Adani’nin Modi ile bağı güçlü. Bu model Doğu Asya ahbap çavuş kapitalizmine benzeyebilir. Ancak Adani’nin gidişatı daha ziyade Marcos, Suharto ve Mahathir dönemlerinde hüküm süren kapitalizm türünü andırıyor.

Adani ve yeni Hint kapitalizmi

Salil TRIPATHI

İşinsanı Gautam Adani için işler çok iyi gidiyordu. 2022’de kısa bir süreliğine dünyanın en zengin ikinci insanı olmuştu. Bu yılın başında India Today, "büyüme kralı" nitelemesiyle yaltaklanan bir profille onu yılın en çok konuşulan haber konusu ilan etmişti. Ocak ayında, holdingi Adani Grup’un 2,4 milyar dolar kadar kaynak yaratacak bir halka arz yapması bekleniyordu. Adani hem kişi hem de grup olarak yenilmez görünüyordu.

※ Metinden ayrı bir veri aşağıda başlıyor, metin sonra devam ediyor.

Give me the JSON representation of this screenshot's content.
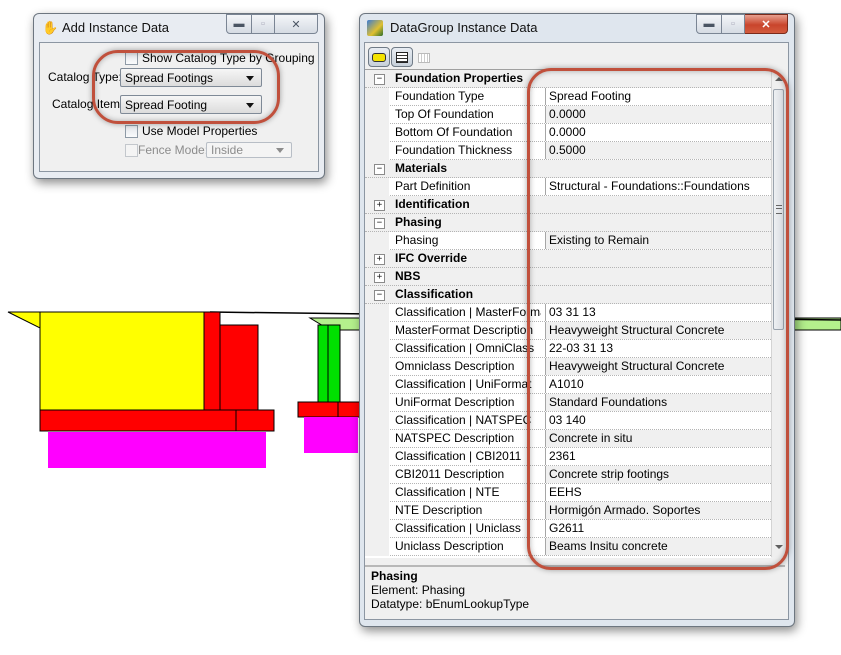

Evet, Adani hâlâ yılın en çok konuşulan haber konusu olmaya devam ediyor ama bu defa farklı nedenlerle. Halka arzdan bir hafta önce, New York merkezli yatırım şirketi Hindenburg Research, Adani ile bağlantılı olduğu bildirilen (bir vergi cennetinde kayıtlı) belirsiz şirketlerin hisse senetlerine yatırım yapması sağlanarak Adani Grup’un hisse senedi fiyatını ve piyasa değerlemesini şişirdiğini öne süren bir rapor yayımladı. Raporda Adani’nin "şirketler tarihinin en büyük dolandırıcılığını" yaptığı belirtiliyordu.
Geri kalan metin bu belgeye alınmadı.